Lire aussi Marie Bénilde, « Affaire Strauss-Kahn : anatomie d’une débâcle », Le Monde diplomatique, juin 2011. Comment un François Hollande peut-il croire avoir pour modèle un homme secret formé à la politique baroque de l’opacité, des accommodements et des ménagements ? Au lieu de cela, il privilégie une éthique de la transparence dont on voit à quelles catastrophes elle mène, mais dont on ne voit aucun profit. Il pourrait y avoir de la grandeur ou de la classe dans des révélations scandaleuses, qui attesteraient le talent, la cruauté ou la monstruosité d’un chef cynique. Au lieu de cela, les paroles compromettantes sont désespérément banales, vulgaires, et sans talent. Celles d’un petit bourgeois encore étonné de se voir là. Sans doute François Hollande est-il un président par défaut, par double défaut même si l’on ajoute l’élimination de DSK à l’hostilité générale envers Nicolas Sarkozy. Comme d’autres, il n’a manifestement pas douté qu’il était là grâce à son talent. Sans pouvoir du coup éviter la tonalité vaniteuse de certains jugements. Il est vrai que le prince ne peut être lucide quand les courtisans le trompent. Comme autant de tactiques de survie. La solitude du pouvoir, ce n’est pas l’absence de relations, c’est leur trop plein. C’est surtout la pusillanimité des proches. Au point qu’en leur palais, nos élus nous font penser à ces princes impuissants d’antan, tel l’empereur d’Allemagne du XVIe siècle que Lucien Febvre décrivait en ces termes : « Dans ce cadre démesuré, le nom, le trop grand nom écrasait de son poids un homme faible, un homme pauvre — parfois un pauvre homme — qu’un vote, disputé comme un marché de foire, élevait à la charge suprême, mais impuissante »  (4). À une petite différence près, qu’on peut d’ailleurs déplorer : peut-être ne sont-ils pas tout à fait impuissants.

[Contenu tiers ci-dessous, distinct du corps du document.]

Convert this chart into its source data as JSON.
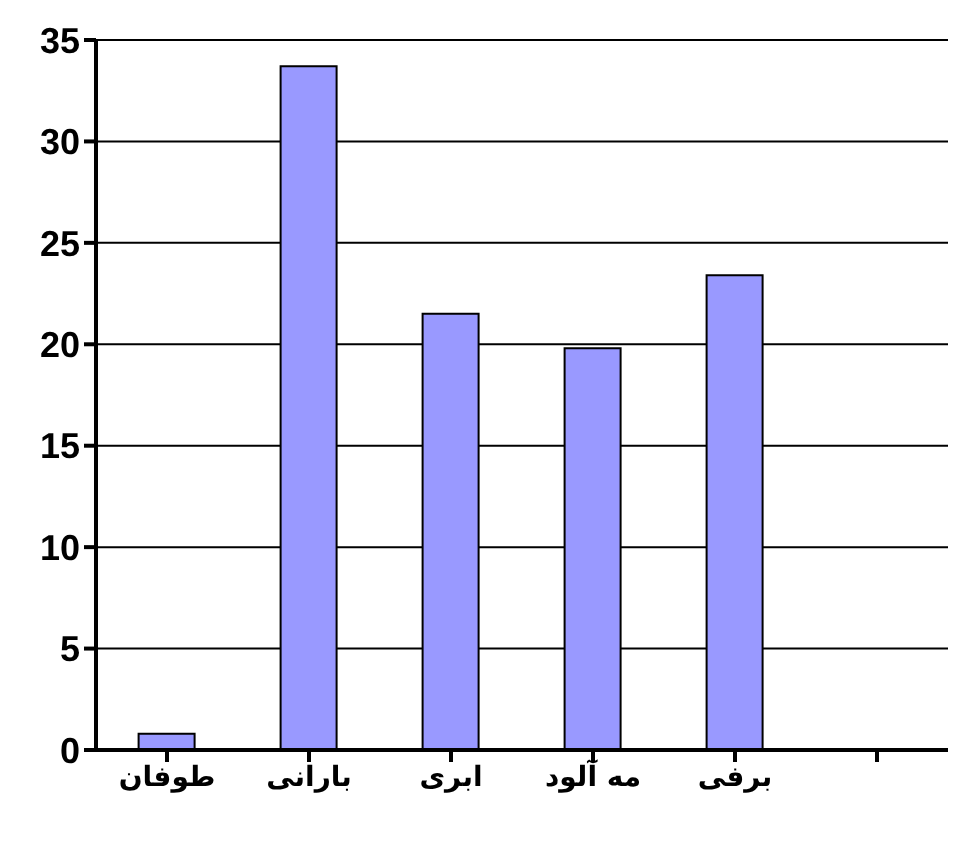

C’est donc moins la personnalité de ces hommes qui importe dans cette sélection négative du personnel politique dont parlait Max Weber, que les mécanismes des systèmes médiocratiques (5). Le problème n’est pas que François Hollande ait un vocabulaire pauvre, une culture étriquée, une éloquence nulle, et aucune vision politique, mais bien qu’un système politique qualifié de démocratique le hisse au sommet. Pour les Grecs de l’époque classique, seul le tirage au sort était démocratique, tandis que le vote à la majorité était considéré comme oligarchique. En effet, pourquoi voter si ce n’est pour élire les meilleurs, ou au moins parmi les meilleurs, choisir selon l’étymologie du terme élire (eligere), des individus compétents, intelligents, efficaces ? Pourquoi voter si la procédure électorale place des incapables à la tête des nations ? Tel est le scandale que les confessions de François Hollande ont, une fois de plus, fait éclater.

Alain Garrigou

(1) Gérard Davet & Fabrice Lhomme, Un Président ne devrait pas dire ça, Stock, Paris, 2016.

(2) Jacques Attali, Verbatim, Fayard, Paris, 1993-1995.

(3) Pierre Favier, Michel Martin-Rolland, La décennie Mitterrand, 4 vol., Seuil, Paris, 1990-1999.

(4) Lucien Febvre, Un destin. Luther, PUF, Paris, 1928, p. 64.

(5) Alain Garrigou, « La médiocrité du personnel politique occidental », in. L’Etat du Monde, La Découverte, Paris, 2012.